Des traitements inhumains et dégradants dans les prisons françaises selon la Cour européenne des droits de l’homme

Article publié le 24 janvier 2011
Article publié le 24 janvier 2011
par Julie Olivier La Cour européenne des Droits de l’Homme a condamné la France dans les affaires El Shennawy et Payet, jeudi 20 janvier. Dans les deux cas, la Cour a estimé que les articles 3 et 13 de la Convention européenne des Droits de l'homme avaient été violés par la France.
L’article 3 interdit les traitements inhumains ou dégradants et l’article 13 correspond au droit à un recours effectif.

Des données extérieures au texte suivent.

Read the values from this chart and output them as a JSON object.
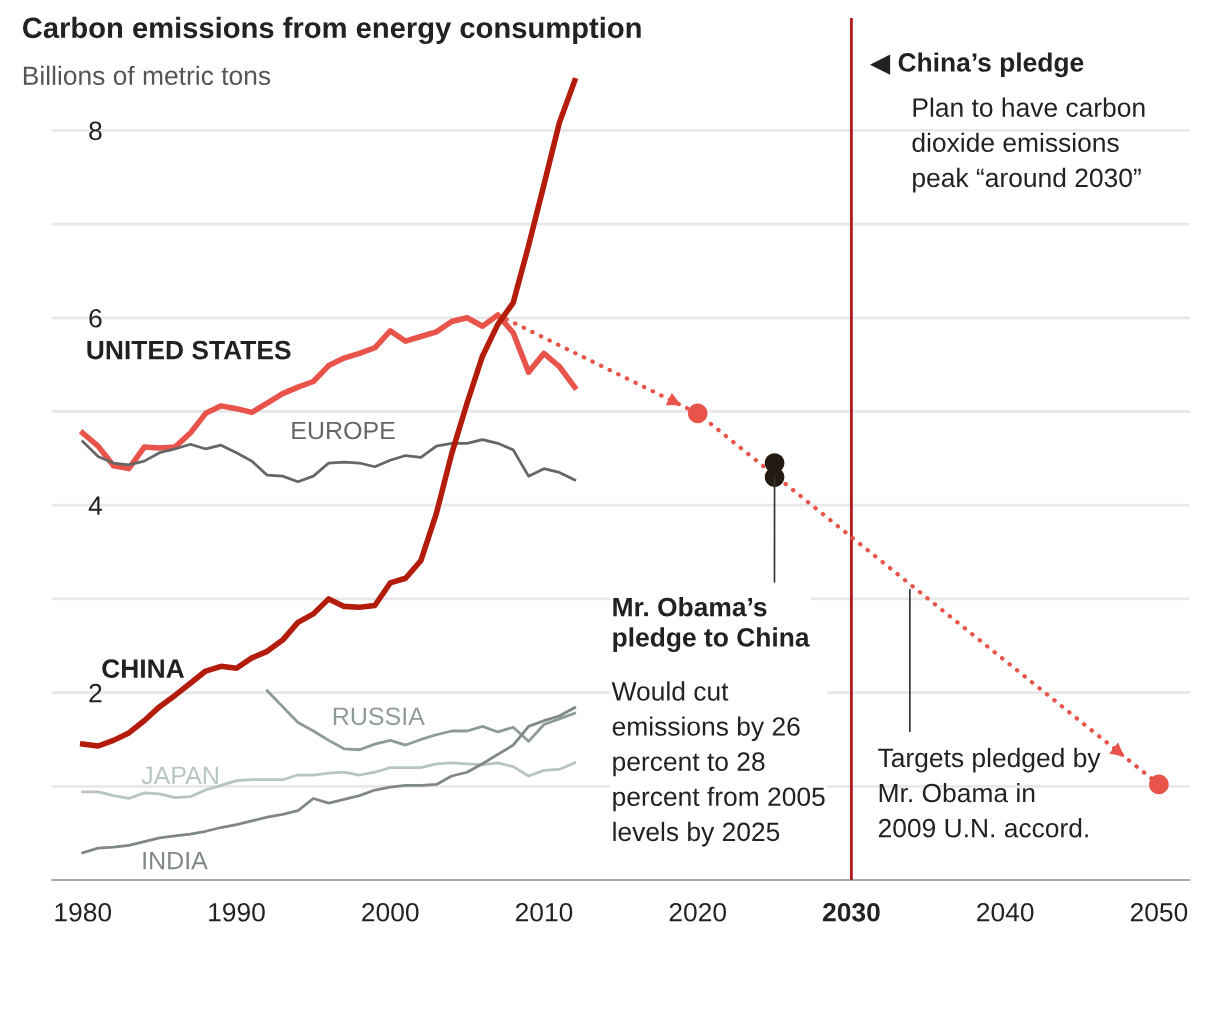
{
  "chart_data": {
    "type": "line",
    "title": "Carbon emissions from energy consumption",
    "subtitle": "Billions of metric tons",
    "x": [
      1980,
      1981,
      1982,
      1983,
      1984,
      1985,
      1986,
      1987,
      1988,
      1989,
      1990,
      1991,
      1992,
      1993,
      1994,
      1995,
      1996,
      1997,
      1998,
      1999,
      2000,
      2001,
      2002,
      2003,
      2004,
      2005,
      2006,
      2007,
      2008,
      2009,
      2010,
      2011,
      2012
    ],
    "series": [
      {
        "name": "UNITED STATES",
        "color": "#e8534a",
        "values": [
          4.77,
          4.63,
          4.42,
          4.39,
          4.62,
          4.61,
          4.62,
          4.77,
          4.98,
          5.06,
          5.03,
          4.99,
          5.09,
          5.19,
          5.26,
          5.32,
          5.49,
          5.57,
          5.62,
          5.68,
          5.86,
          5.75,
          5.8,
          5.85,
          5.96,
          6.0,
          5.91,
          6.03,
          5.84,
          5.42,
          5.62,
          5.48,
          5.26
        ]
      },
      {
        "name": "EUROPE",
        "color": "#666666",
        "values": [
          4.68,
          4.52,
          4.45,
          4.43,
          4.47,
          4.56,
          4.6,
          4.65,
          4.6,
          4.64,
          4.56,
          4.47,
          4.32,
          4.31,
          4.25,
          4.31,
          4.45,
          4.46,
          4.45,
          4.41,
          4.48,
          4.53,
          4.51,
          4.63,
          4.66,
          4.66,
          4.7,
          4.66,
          4.59,
          4.31,
          4.39,
          4.35,
          4.27
        ]
      },
      {
        "name": "CHINA",
        "color": "#b31b0b",
        "values": [
          1.45,
          1.43,
          1.49,
          1.57,
          1.7,
          1.85,
          1.97,
          2.1,
          2.23,
          2.28,
          2.26,
          2.37,
          2.44,
          2.56,
          2.75,
          2.84,
          3.0,
          2.92,
          2.91,
          2.93,
          3.17,
          3.22,
          3.41,
          3.91,
          4.55,
          5.09,
          5.59,
          5.93,
          6.16,
          6.77,
          7.42,
          8.08,
          8.53
        ]
      },
      {
        "name": "RUSSIA",
        "color": "#8e9a9a",
        "values": [
          null,
          null,
          null,
          null,
          null,
          null,
          null,
          null,
          null,
          null,
          null,
          null,
          2.02,
          1.85,
          1.68,
          1.59,
          1.49,
          1.4,
          1.39,
          1.45,
          1.49,
          1.44,
          1.5,
          1.55,
          1.59,
          1.59,
          1.64,
          1.58,
          1.63,
          1.48,
          1.66,
          1.72,
          1.78
        ]
      },
      {
        "name": "JAPAN",
        "color": "#b8c4c4",
        "values": [
          0.94,
          0.94,
          0.9,
          0.87,
          0.93,
          0.92,
          0.88,
          0.89,
          0.96,
          1.01,
          1.06,
          1.07,
          1.07,
          1.07,
          1.12,
          1.12,
          1.14,
          1.15,
          1.12,
          1.15,
          1.2,
          1.2,
          1.2,
          1.24,
          1.25,
          1.24,
          1.23,
          1.25,
          1.21,
          1.11,
          1.17,
          1.18,
          1.25
        ]
      },
      {
        "name": "INDIA",
        "color": "#7f8787",
        "values": [
          0.29,
          0.34,
          0.35,
          0.37,
          0.41,
          0.45,
          0.47,
          0.49,
          0.52,
          0.56,
          0.59,
          0.63,
          0.67,
          0.7,
          0.74,
          0.87,
          0.82,
          0.86,
          0.9,
          0.96,
          0.99,
          1.01,
          1.01,
          1.02,
          1.11,
          1.15,
          1.24,
          1.34,
          1.44,
          1.64,
          1.7,
          1.75,
          1.84
        ]
      },
      {
        "type": "line",
        "color": "#e8534a",
        "line_style": "dotted",
        "x": [
          2007,
          2020,
          2050
        ],
        "values": [
          6.03,
          4.98,
          1.02
        ]
      },
      {
        "type": "scatter",
        "marker": "circle",
        "color": "#e8534a",
        "x": [
          2020,
          2050
        ],
        "values": [
          4.98,
          1.02
        ]
      },
      {
        "type": "scatter",
        "marker": "circle",
        "color": "#231a12",
        "x": [
          2025,
          2025
        ],
        "values": [
          4.45,
          4.3
        ]
      }
    ],
    "xlim": [
      1978,
      2052
    ],
    "xticks": [
      1980,
      1990,
      2000,
      2010,
      2020,
      2030,
      2040,
      2050
    ],
    "ylim": [
      0,
      9.2
    ],
    "yticks": [
      {
        "value": 1,
        "label": null
      },
      2,
      {
        "value": 3,
        "label": null
      },
      4,
      {
        "value": 5,
        "label": null
      },
      6,
      {
        "value": 7,
        "label": null
      },
      8
    ],
    "grid": "y",
    "marker": "none",
    "line_style": "solid",
    "ref_lines": [
      {
        "axis": "x",
        "value": 2030,
        "label": "◀ China’s pledge",
        "color": "#b5171b"
      }
    ],
    "annotations": [
      {
        "text": "Mr. Obama’s\npledge to China",
        "x": 2025,
        "y": 4.3
      },
      "Would cut\nemissions by 26\npercent to 28\npercent from 2005\nlevels by 2025",
      {
        "text": "Targets pledged by\nMr. Obama in\n2009 U.N. accord.",
        "x": 2033.8,
        "y": 3.1
      },
      "Plan to have carbon\ndioxide emissions\npeak “around 2030”"
    ]
  }
}
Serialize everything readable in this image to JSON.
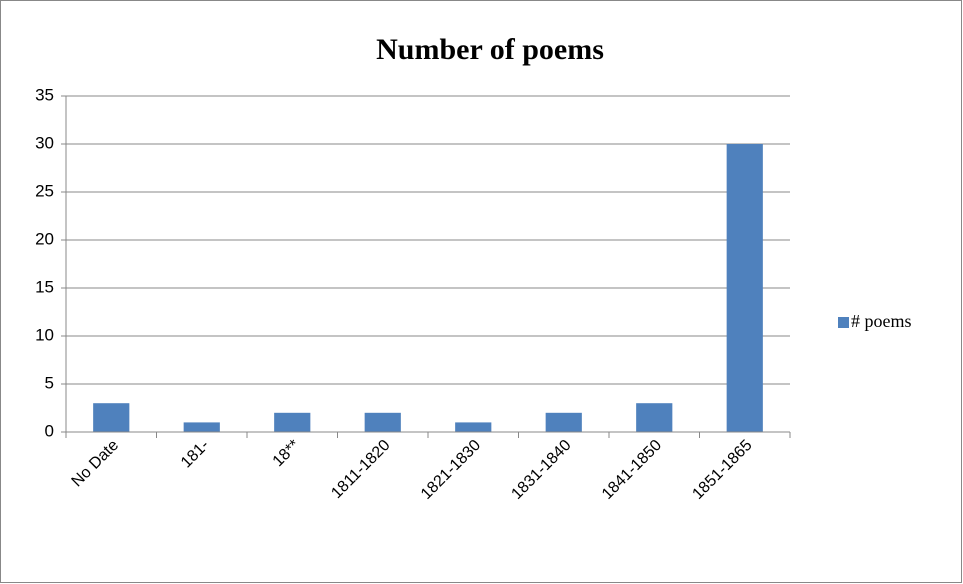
{
  "chart_data": {
    "type": "bar",
    "title": "Number of poems",
    "categories": [
      "No Date",
      "181-",
      "18**",
      "1811-1820",
      "1821-1830",
      "1831-1840",
      "1841-1850",
      "1851-1865"
    ],
    "series": [
      {
        "name": "# poems",
        "color": "#4f81bd",
        "values": [
          3,
          1,
          2,
          2,
          1,
          2,
          3,
          30
        ]
      }
    ],
    "ylim": [
      0,
      35
    ],
    "yticks": [
      0,
      5,
      10,
      15,
      20,
      25,
      30,
      35
    ],
    "grid": true,
    "legend": "right"
  }
}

Dans l’affaire El Shennawy, le requérant avait été condamné en 1977 à la réclusion criminelle à perpétuité commuée en peine de vingt ans pour vol avec arme et séquestration de personnes. Il avait alors été enregistré au répertoire des « détenus particulièrement signalés » (DPS). Dans le cadre d’un autre procès à la Cour d’Assises en 2008, Philippe El Shennawy fut l’objet d’un dispositif exceptionnel de sécurité pour assurer sa comparution. Il a notamment été soumis à des fouilles corporelles intégrales, avec inspection visuelle anale, enregistrées par caméscope, répétées jusqu’à huit fois par jour, par des agents cagoulés de l’Equipe Régionale d’Intervention et de Sécurité (ERIS) pendant toute la durée du procès. Dans son arrêt de chambre, la Cour a jugé que ces fouilles étaient humiliantes et injustifiées, et que le requérant n’avait pas pu bénéficier de la possibilité de contester, par la voie du référé-liberté, ce régime de fouilles.

Dans l’affaire Payet, le requérant avait également été classé « détenu particulièrement signalé » (DPS) en 2001 suite à son évasion par hélicoptère de la maison d’arrêt d’Aix en Provence où il exécutait plusieurs peines criminelles, notamment pour le meurtre d’un convoyeur de fonds. Il fut alors soumis à des rotations de sécurité consistant à changer fréquemment son lieu de détention pour déjouer d’éventuels projets d’évasion. Après une seconde évasion en hélicoptère et son interception en Espagne, Pascal Payet fut soumis à 45 jours de détention au quartier disciplinaire de la prison de Fleury-Mérogis. Dans son arrêt de chambre, la Cour a jugé que les locaux étaient impropres à la détention d’un être humain, notamment pour des raisons de saleté, de vétusté, d’étanchéité et d’absence de lumière suffisante pour lire ou écrire. L’article 13 a également été violé puisque le détenu n’a pas pu bénéficier d’un recours effectif lui permettant de contester sa détention en cellule disciplinaire.

Au titre de la satisfaction équitable, la Cour a dit que la France devait verser 8 000 euros à Philippe El Shennawy et 9 000 euros à Pascal Payet pour dommage moral.